The industries considered most responsible for global warming are the most critical of its scientific validity. The coal and oil companies, as well as the oil-producing nations, argue that the computerized climate models are crude and approximate, incomplete, inconclusive, and so flawed that their predictions of future climate change cannot be used as a basis for taking action. The risks of global warming, they therefore argue, have been widely exaggerated, and there is no proof that anything catastrophic will happen.
Moreover, even if the global temperature is rising, they argue, its cause is solely or mostly natural. The climate is always changing whether or not human beings have anything to do with it, and humans continue to be insignificant when compared to the natural forces that have determined the climate for millions of years.
The oil and gas companies insist that any future warming from carbon dioxide emissions will be moderate and that rising levels of the benign gas will be a good thing. Far from being a pollutant, carbon dioxide is a powerful fertilizer that helps plants grow. If you reduced the amount of the gas in the air, the plants would be in real trouble; they could even disappear.
This side of the debate argues that any attempt to get rid of coal and oil will cause an economic disaster; it might even cripple the global economy. With sales exceeding two billion dollars a day and trillions of dollars a year, the oil industry is indeed a powerful economic force. A significant reduction in the use of coal and oil, some say, could eliminate millions of American jobs, reduce the United Statesí ability to compete globally, interfere with the free market, and endanger the lifestyle of every American.
The same arguments, they say, apply to most of the rich industrial countries, whose economies are dependent on the fossil-fuel industry. Any regulations to curtail emissions from coal and oil burning could slow economic growth in all of these countries.

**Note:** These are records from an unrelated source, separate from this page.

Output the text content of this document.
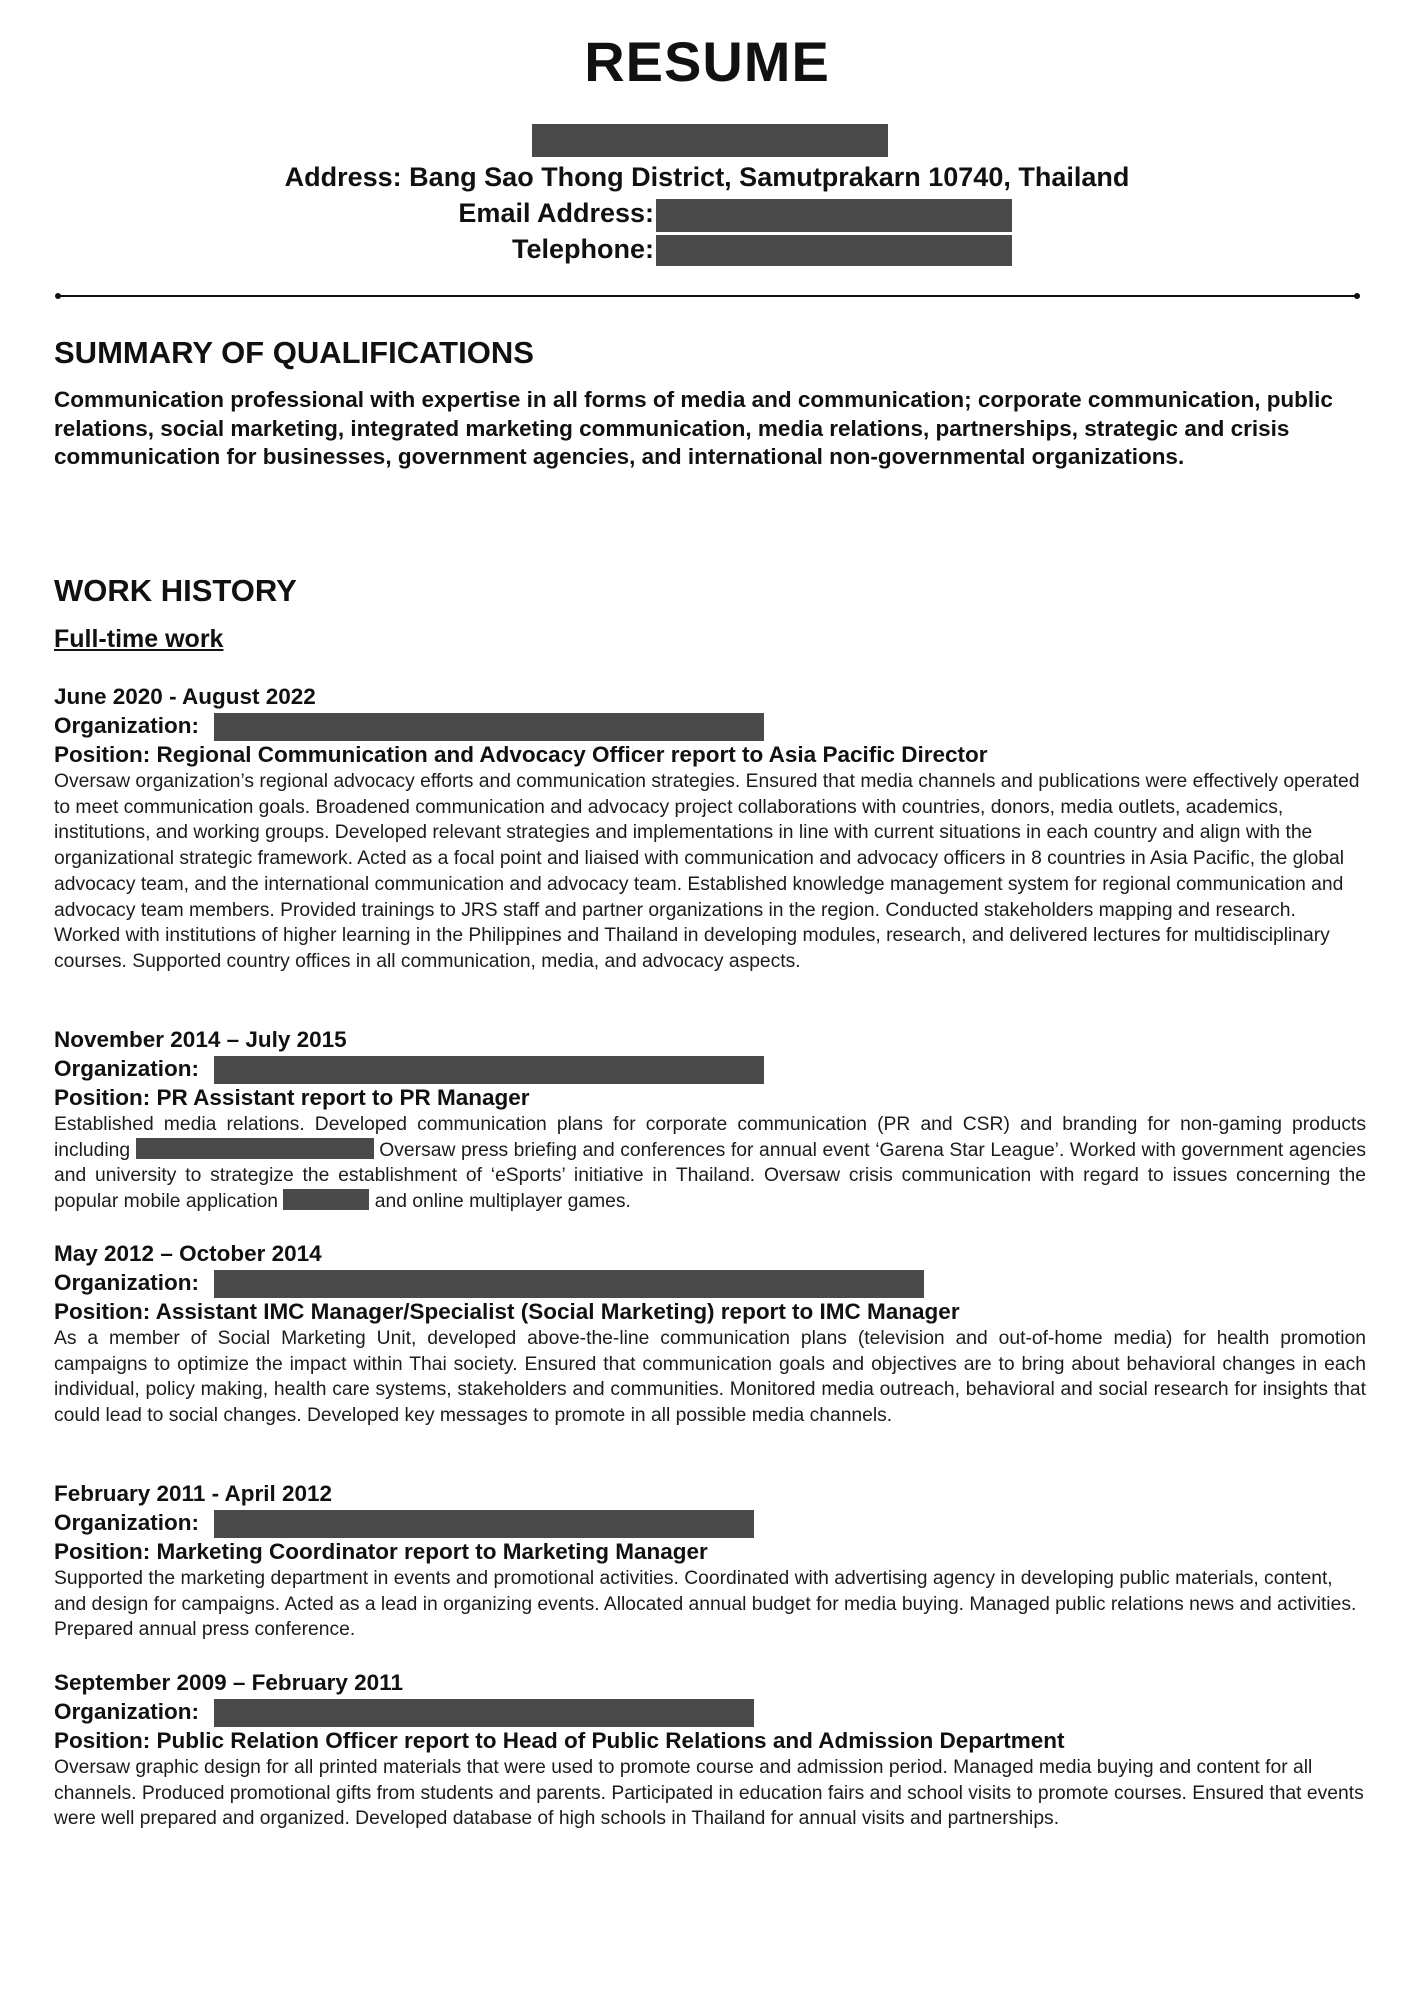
RESUME
Address: Bang Sao Thong District, Samutprakarn 10740, Thailand
Email Address:
Telephone:
SUMMARY OF QUALIFICATIONS
Communication professional with expertise in all forms of media and communication; corporate communication, public relations, social marketing, integrated marketing communication, media relations, partnerships, strategic and crisis communication for businesses, government agencies, and international non-governmental organizations.
WORK HISTORY
Full-time work
June 2020 - August 2022
Organization:
Position: Regional Communication and Advocacy Officer report to Asia Pacific Director
Oversaw organization’s regional advocacy efforts and communication strategies. Ensured that media channels and publications were effectively operated to meet communication goals. Broadened communication and advocacy project collaborations with countries, donors, media outlets, academics, institutions, and working groups. Developed relevant strategies and implementations in line with current situations in each country and align with the organizational strategic framework. Acted as a focal point and liaised with communication and advocacy officers in 8 countries in Asia Pacific, the global advocacy team, and the international communication and advocacy team. Established knowledge management system for regional communication and advocacy team members. Provided trainings to JRS staff and partner organizations in the region. Conducted stakeholders mapping and research. Worked with institutions of higher learning in the Philippines and Thailand in developing modules, research, and delivered lectures for multidisciplinary courses. Supported country offices in all communication, media, and advocacy aspects.
November 2014 – July 2015
Organization:
Position: PR Assistant report to PR Manager
Established media relations. Developed communication plans for corporate communication (PR and CSR) and branding for non-gaming products including	Oversaw press briefing and conferences for annual event ‘Garena Star League’. Worked with government agencies and university to strategize the establishment of ‘eSports’ initiative in Thailand. Oversaw crisis communication with regard to issues concerning the popular mobile application	and online multiplayer games.
May 2012 – October 2014
Organization:
Position: Assistant IMC Manager/Specialist (Social Marketing) report to IMC Manager
As a member of Social Marketing Unit, developed above-the-line communication plans (television and out-of-home media) for health promotion campaigns to optimize the impact within Thai society. Ensured that communication goals and objectives are to bring about behavioral changes in each individual, policy making, health care systems, stakeholders and communities. Monitored media outreach, behavioral and social research for insights that could lead to social changes. Developed key messages to promote in all possible media channels.
February 2011 - April 2012
Organization:
Position: Marketing Coordinator report to Marketing Manager
Supported the marketing department in events and promotional activities. Coordinated with advertising agency in developing public materials, content, and design for campaigns. Acted as a lead in organizing events. Allocated annual budget for media buying. Managed public relations news and activities. Prepared annual press conference.
September 2009 – February 2011
Organization:
Position: Public Relation Officer report to Head of Public Relations and Admission Department
Oversaw graphic design for all printed materials that were used to promote course and admission period. Managed media buying and content for all channels. Produced promotional gifts from students and parents. Participated in education fairs and school visits to promote courses. Ensured that events were well prepared and organized. Developed database of high schools in Thailand for annual visits and partnerships.
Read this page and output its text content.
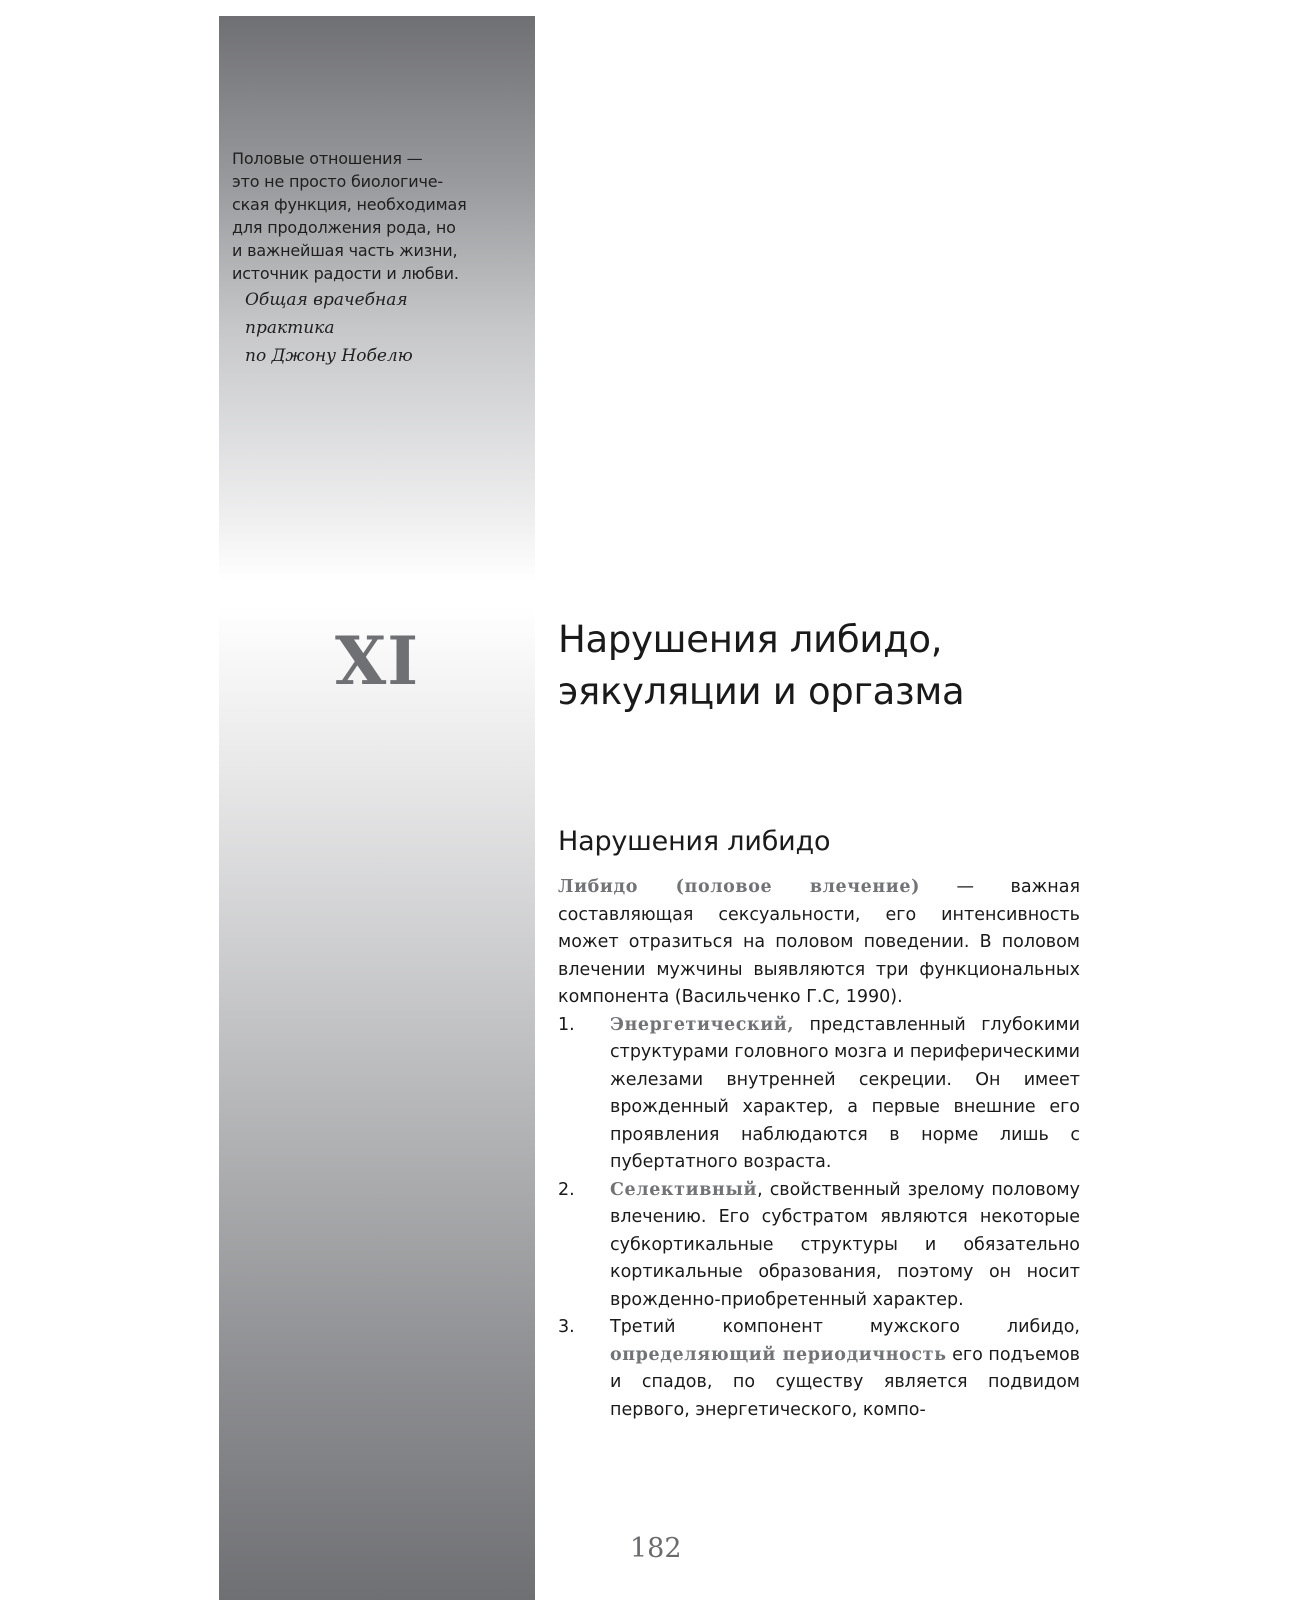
Половые отношения —
это не просто биологиче-
ская функция, необходимая
для продолжения рода, но
и важнейшая часть жизни,
источник радости и любви.
Общая врачебная
практика
по Джону Нобелю
XI	Нарушения либидо,
эякуляции и оргазма
Нарушения либидо

Либидо (половое влечение) — важная составляющая сексуальности, его интенсивность может отразиться на половом поведении. В половом влечении мужчины выявляются три функциональных компонента (Васильченко Г.С, 1990).

1. Энергетический, представленный глубокими структурами головного мозга и периферическими железами внутренней секреции. Он имеет врожденный характер, а первые внешние его проявления наблюдаются в норме лишь с пубертатного возраста.
2. Селективный, свойственный зрелому половому влечению. Его субстратом являются некоторые субкортикальные структуры и обязательно кортикальные образования, поэтому он носит врожденно-приобретенный характер.
3. Третий компонент мужского либидо, определяющий периодичность его подъемов и спадов, по существу является подвидом первого, энергетического, компо-
182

With so much money at stake, it is perhaps not surprising that the oil and coal industry have spent millions of dollars to cast doubt on global warming. After all, they are just protecting their interests. Critics argue that they have also been suppressing the true implications of global warming, somewhat as the tobacco industry did about the dangers of cigarettes. Some lawyers have even threatened a class action suit to force a reduction in the emission of heat-trapping gases.
Not every industry supports the unrestrained use of fossil fuels. The insurance industry favors restraints, fearing that their profits will fall as extreme weather increases. Floods, hurricanes and other severe storms, attributed to global warming, have already caused annual insurance losses of billion of dollars, naturally passed on to the customers by higher rates, and led to insurance policy exclusions for those living in storm-prone areas. Now entire countries are entering the fray, attempting international agreements with legally binding limits to the emissions of heat-trapping gases.